Published | Category : Mandatory disclosure
Fight Against Aggressive Tax Planning: Mandatory Disclosure for a New Transaction Determined by the Minister
Any taxpayer (or taxpayer who is a member of a partnership) who carries out a specified transaction whose form and substance of the facts specific to the taxpayer or partnership are significantly similar to the form and substance of the facts of a transaction determined by the Minister and published in the Gazette officielle du Québec must disclose the transaction. The disclosure is made on form TP-1079.OD-V, Mandatory Disclosure of a Specified Transaction or Preventive Disclosure.
An adviser or promoter who commercializes or promotes a transaction determined by the Minister and published in the Gazette officielle du Québec must also disclose the transaction. The disclosure is made on form TP-1079.CP-V, Mandatory Disclosure of Tax Planning by an Adviser or Promoter.

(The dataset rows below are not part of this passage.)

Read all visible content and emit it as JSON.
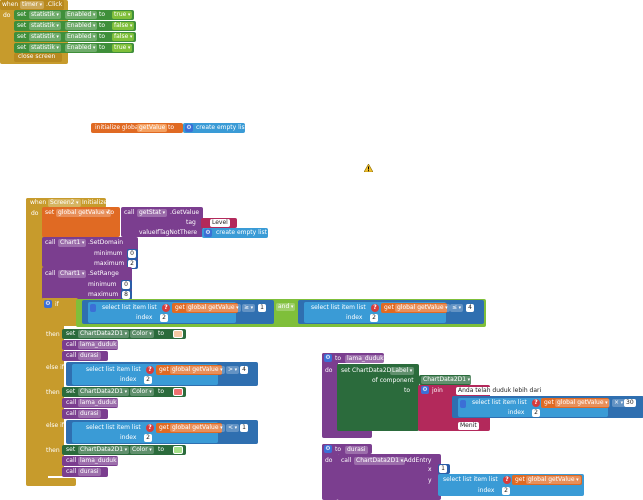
{
  "timer_handler": {
    "when": "when",
    "component": "timer",
    "event": ".Click",
    "do": "do",
    "sets": [
      {
        "set": "set",
        "component": "statistik",
        "property": "Enabled",
        "to": "to",
        "value": "true"
      },
      {
        "set": "set",
        "component": "statistik",
        "property": "Enabled",
        "to": "to",
        "value": "false"
      },
      {
        "set": "set",
        "component": "statistik",
        "property": "Enabled",
        "to": "to",
        "value": "false"
      },
      {
        "set": "set",
        "component": "statistik",
        "property": "Enabled",
        "to": "to",
        "value": "true"
      }
    ],
    "close": "close screen"
  },
  "global_init": {
    "label": "initialize global",
    "name": "getValue",
    "to": "to",
    "value": "create empty list"
  },
  "warning_icon": "warning-icon",
  "screen_init": {
    "when": "when",
    "component": "Screen2",
    "event": "Initialize",
    "do": "do",
    "set": "set",
    "var": "global getValue",
    "to": "to",
    "call": "call",
    "call_comp": "getStat",
    "call_method": ".GetValue",
    "tag_label": "tag",
    "tag_value": "Level",
    "vitn_label": "valueIfTagNotThere",
    "vitn_value": "create empty list",
    "domain": {
      "call": "call",
      "comp": "Chart1",
      "method": ".SetDomain",
      "min_label": "minimum",
      "min": "0",
      "max_label": "maximum",
      "max": "2"
    },
    "range": {
      "call": "call",
      "comp": "Chart1",
      "method": ".SetRange",
      "min_label": "minimum",
      "min": "0",
      "max_label": "maximum",
      "max": "8"
    },
    "if": {
      "label": "if",
      "sli": "select list item  list",
      "get": "get",
      "var": "global getValue",
      "op": "≥",
      "num": "1",
      "index": "index",
      "idx": "2",
      "and": "and",
      "op2": "≤",
      "num2": "4"
    },
    "then": "then",
    "elseif": "else if",
    "branches": [
      {
        "set": "set",
        "comp": "ChartData2D1",
        "prop": "Color",
        "to": "to",
        "color": "#f6c8a4",
        "call1": "lama_duduk",
        "call2": "durasi",
        "call": "call"
      },
      {
        "set": "set",
        "comp": "ChartData2D1",
        "prop": "Color",
        "to": "to",
        "color": "#f07070",
        "call1": "lama_duduk",
        "call2": "durasi",
        "call": "call"
      },
      {
        "set": "set",
        "comp": "ChartData2D1",
        "prop": "Color",
        "to": "to",
        "color": "#a6e28a",
        "call1": "lama_duduk",
        "call2": "durasi",
        "call": "call"
      }
    ],
    "elseif1": {
      "sli": "select list item  list",
      "get": "get",
      "var": "global getValue",
      "op": ">",
      "num": "4",
      "index": "index",
      "idx": "2"
    },
    "elseif2": {
      "sli": "select list item  list",
      "get": "get",
      "var": "global getValue",
      "op": "<",
      "num": "1",
      "index": "index",
      "idx": "2"
    }
  },
  "lama_duduk_proc": {
    "to": "to",
    "name": "lama_duduk",
    "do": "do",
    "set": "set",
    "comp": "ChartData2D",
    "prop": "Label",
    "of_component": "of component",
    "comp_value": "ChartData2D1",
    "to2": "to",
    "join": "join",
    "text1": "Anda telah duduk lebih dari",
    "sli": "select list item  list",
    "get": "get",
    "var": "global getValue",
    "op": "×",
    "num": "30",
    "index": "index",
    "idx": "2",
    "text2": "Menit"
  },
  "durasi_proc": {
    "to": "to",
    "name": "durasi",
    "do": "do",
    "call": "call",
    "comp": "ChartData2D1",
    "method": ".AddEntry",
    "x_label": "x",
    "x": "1",
    "y_label": "y",
    "sli": "select list item  list",
    "get": "get",
    "var": "global getValue",
    "index": "index",
    "idx": "2"
  }
}
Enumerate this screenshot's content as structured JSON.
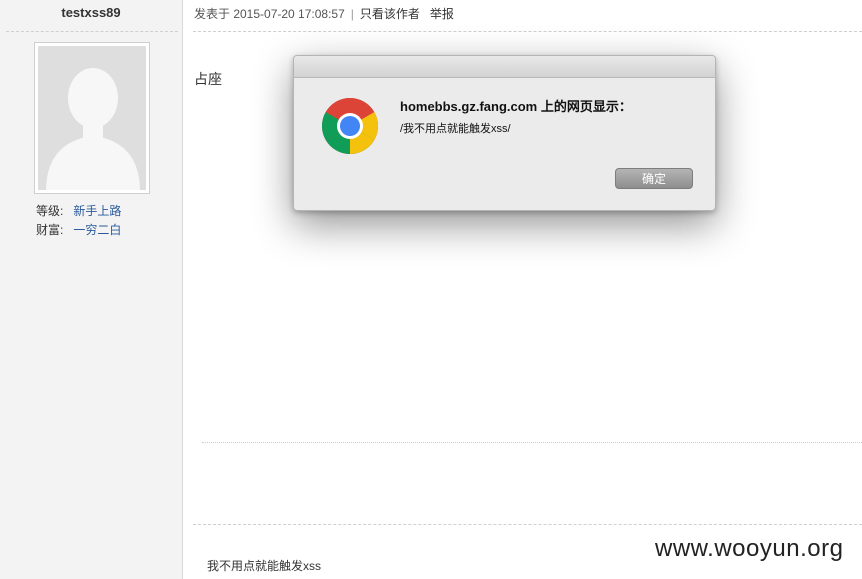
{
  "author": {
    "username": "testxss89",
    "level_label": "等级:",
    "level_value": "新手上路",
    "wealth_label": "财富:",
    "wealth_value": "一穷二白"
  },
  "post": {
    "posted_at": "发表于 2015-07-20 17:08:57",
    "separator": "|",
    "only_author_label": "只看该作者",
    "report_label": "举报",
    "body": "占座",
    "signature": "我不用点就能触发xss"
  },
  "dialog": {
    "title": "homebbs.gz.fang.com 上的网页显示：",
    "message": "/我不用点就能触发xss/",
    "ok_label": "确定"
  },
  "watermark": "www.wooyun.org",
  "colors": {
    "sidebar_bg": "#f3f3f3",
    "link_blue": "#2a5a9b",
    "dialog_bg": "#ebebeb",
    "ok_button": "#9c9c9c"
  },
  "icons": {
    "avatar": "default-avatar-silhouette",
    "dialog_logo": "chrome-logo-icon"
  }
}
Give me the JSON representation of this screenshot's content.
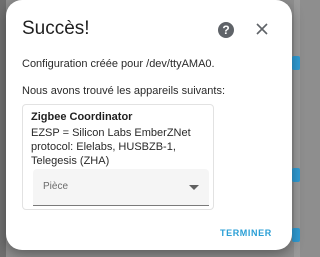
{
  "dialog": {
    "title": "Succès!",
    "help_icon": "question-circle-icon",
    "help_glyph": "?",
    "close_icon": "close-icon",
    "config_message": "Configuration créée pour /dev/ttyAMA0.",
    "found_message": "Nous avons trouvé les appareils suivants:",
    "device": {
      "name": "Zigbee Coordinator",
      "description": "EZSP = Silicon Labs EmberZNet protocol: Elelabs, HUSBZB-1, Telegesis (ZHA)",
      "area_label": "Pièce",
      "dropdown_icon": "chevron-down-icon"
    },
    "finish_label": "TERMINER"
  },
  "colors": {
    "accent": "#2a9fd6",
    "overlay": "#8e8e8e",
    "dialog_bg": "#ffffff"
  }
}
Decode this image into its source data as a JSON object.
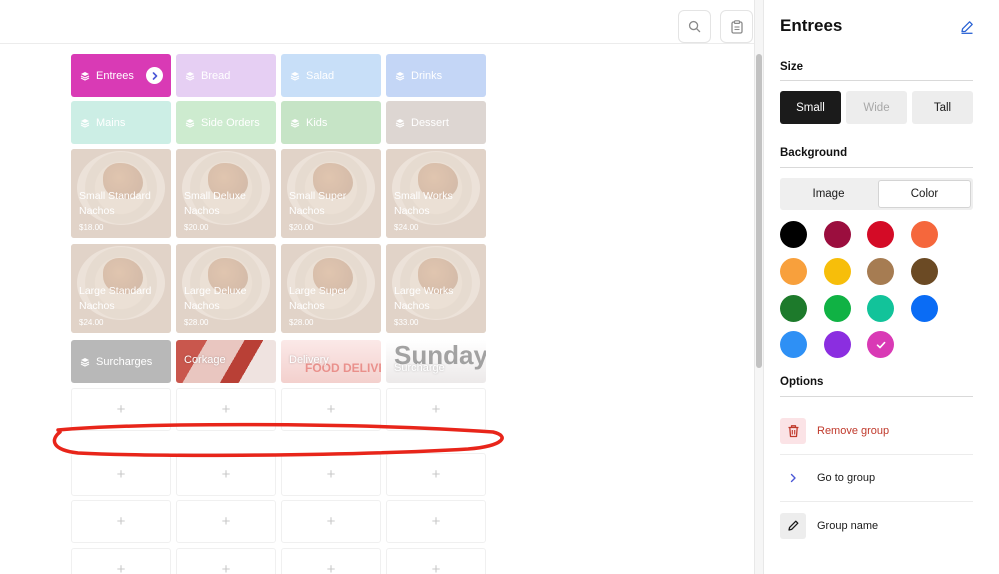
{
  "topbar": {
    "search_icon": "search-icon",
    "clipboard_icon": "clipboard-icon"
  },
  "grid": {
    "groups_row1": [
      {
        "label": "Entrees",
        "color": "#d93ab5",
        "active": true
      },
      {
        "label": "Bread",
        "color": "#e6cff3"
      },
      {
        "label": "Salad",
        "color": "#c8dff8"
      },
      {
        "label": "Drinks",
        "color": "#c4d6f6"
      }
    ],
    "groups_row2": [
      {
        "label": "Mains",
        "color": "#cceee5"
      },
      {
        "label": "Side Orders",
        "color": "#cdebcf"
      },
      {
        "label": "Kids",
        "color": "#c6e4c6"
      },
      {
        "label": "Dessert",
        "color": "#ddd6d2"
      }
    ],
    "food_row1": [
      {
        "name": "Small Standard Nachos",
        "price": "$18.00"
      },
      {
        "name": "Small Deluxe Nachos",
        "price": "$20.00"
      },
      {
        "name": "Small Super Nachos",
        "price": "$20.00"
      },
      {
        "name": "Small Works Nachos",
        "price": "$24.00"
      }
    ],
    "food_row2": [
      {
        "name": "Large Standard Nachos",
        "price": "$24.00"
      },
      {
        "name": "Large Deluxe Nachos",
        "price": "$28.00"
      },
      {
        "name": "Large Super Nachos",
        "price": "$28.00"
      },
      {
        "name": "Large Works Nachos",
        "price": "$33.00"
      }
    ],
    "row5": [
      {
        "label": "Surcharges",
        "color": "#b8b8b8"
      },
      {
        "label": "Corkage"
      },
      {
        "label": "Delivery",
        "overlay": "FOOD DELIVERY"
      },
      {
        "label": "Surcharge",
        "overlay": "Sunday!"
      }
    ],
    "empty_symbol": "+"
  },
  "panel": {
    "title": "Entrees",
    "size_title": "Size",
    "sizes": [
      "Small",
      "Wide",
      "Tall"
    ],
    "background_title": "Background",
    "bg_options": [
      "Image",
      "Color"
    ],
    "swatches": [
      "#000000",
      "#9b0e3e",
      "#d40b26",
      "#f5673c",
      "#f8a03c",
      "#f7be0a",
      "#a67c52",
      "#6b4a24",
      "#1d7a2b",
      "#10b244",
      "#12c39a",
      "#0a6cf5",
      "#2e90f5",
      "#8b2ee0",
      "#d93ab5"
    ],
    "selected_swatch": "#d93ab5",
    "options_title": "Options",
    "options": [
      {
        "label": "Remove group",
        "icon": "trash-icon",
        "color": "#c0392b"
      },
      {
        "label": "Go to group",
        "icon": "chevron-right-icon",
        "color": "#1a1a1a"
      },
      {
        "label": "Group name",
        "icon": "pencil-icon",
        "color": "#1a1a1a"
      }
    ]
  }
}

On May 29, 2024, a fifth transaction was determined and added to the transactions already published in the Gazette officielle du Québec:
Avoidance of deemed interest rule under section 462.12 of the Act through a stock dividend
In brief, the new determined transaction targets planning strategies used to get around the deemed interest rule set out in section 462.12 of the Taxation Act by an estate freeze through the payment of a dividend in preferred shares with a high redemption value and a low issued and paid-up capital stock.